Atenção, muita atenção: que o tema da cultura não se torne um pretexto para confundir as coisas e seguir com a sabedoria humana, com uma direta rejeição da sabedoria divida, apresentada em toda a Palavra de Deus e de modo particular no Evangelho de Cristo, o mesmo Filho de Deus feito Homem. Não tenhamos medo ao Evangelho, como se o Evangelho estivesse em contra do homem. Que fique muito claro: tudo aquilo que é humano, realmente valioso, encontrará sempre no Evangelho um aliado confiável, nunca um rival, alguém capaz de explicitar todas suas potencialidades focando-se na sua plena afirmação e no seu pleno desenvolvimento.
O que se quer dizer, então, quando se fala de “inculturar o Evangelho”? Simplesmente, quer dizer que há que transmitir e viver o Evangelho nos moldes culturais próprios, de maneira tal que o Evangelho se torne para cada cultura em “carne da própria carne e sangue do próprio sangue”, um mesmo Evangelho com uma cor e um sabor próprios, segundo o sentir de cada povo e cultura.
-A nível eclesial.
E a voz do Evangelho, com relação à situação atual da Igreja?
Por acaso, a Igreja está isenta do contágio do pecado?
No seu aspeto divino, é claro que nada tem a ver com o pecado.
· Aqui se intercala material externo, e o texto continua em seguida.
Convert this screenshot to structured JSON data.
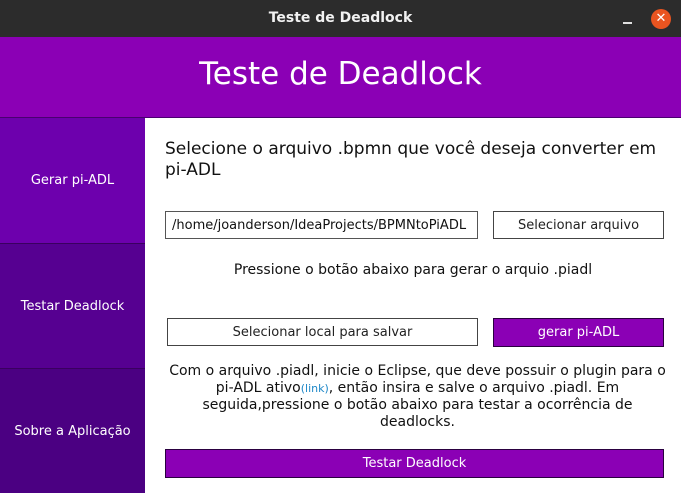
{
  "window": {
    "title": "Teste de Deadlock",
    "close_glyph": "✕"
  },
  "banner": {
    "title": "Teste de Deadlock"
  },
  "sidebar": {
    "items": [
      {
        "label": "Gerar pi-ADL"
      },
      {
        "label": "Testar Deadlock"
      },
      {
        "label": "Sobre a Aplicação"
      }
    ]
  },
  "main": {
    "heading": "Selecione o arquivo .bpmn que você deseja converter em pi-ADL",
    "path_value": "/home/joanderson/IdeaProjects/BPMNtoPiADL",
    "select_file_label": "Selecionar arquivo",
    "instruction": "Pressione o botão abaixo para gerar o arquio .piadl",
    "select_save_label": "Selecionar local para salvar",
    "generate_label": "gerar pi-ADL",
    "paragraph_before": "Com o arquivo .piadl, inicie o Eclipse, que deve possuir o plugin para o pi-ADL ativo",
    "link_text": "(link)",
    "paragraph_after": ", então insira e salve o arquivo .piadl. Em seguida,pressione o botão abaixo para testar a ocorrência de deadlocks.",
    "test_label": "Testar Deadlock"
  },
  "colors": {
    "accent": "#8b00b5",
    "sidebar_active": "#6d00ad",
    "sidebar_item": "#560091",
    "link": "#1e88c8",
    "close_button": "#e95420"
  },
  "icons": {
    "minimize": "minimize-icon",
    "close": "close-icon"
  }
}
Mas, no seu aspeto humano, tem muito que ver com o pecado e a suas consequências.
Na verdade, como em qualquer sociedade meramente humana, também na Igreja pode haver de tudo: privilegiados do sistema e excluídos, gente sincera e bem-intencionada, totalmente entregada ao bem dos irmãos, e gente experta na manipulação e no despojo, sempre prontos para privilegiar a sua autoafirmação aproveitando-se dos outros e à custa dos mais débeis. Portanto, hoje mais do que nunca, ao encontrar-nos numa “mudança de época” (agora, também se fala em “época de mudanças velozes”), a Palavra de Deus questiona-nos e convida-nos a realizar uma análise séria da nossa realidade como Igreja, para ver se estamos a cumprir plenamente o nosso dever ou se estamos a ir (passar) pelos ramos, descuidando o próprio da nossa missão. Não esqueçamos que um dos pontos mais sublinhados pelo Papa Francisco é atualizar, “por ao dia” a Igreja, no tema da “reforma das estruturas”.
Conclusão
Desde o princípio do seu ministério petrino, o Papa Francisco tem estado a repetir que a Igreja católica não é uma ONG, isto é, uma organização não-governamental, dedicada essencialmente à promoção humana e social. Sua missão (tarefa) principal é-lhe confiada pelo mesmo Mestre Divino: Ide e anunciai o Evangelho a toda criatura ( cf Mc 16,15). A partir daí, virá tudo o resto. Trabalhemos, então, todos juntos, ombro com ombro, desde agora e cada um de nós desde o seu lugar (trampolim, sítio), frutos no dom ou carisma recebido por Deus, para tornar realidade os valores do Reino, este mundo novo, à maneira de Deus, que todos desejamos e queremos.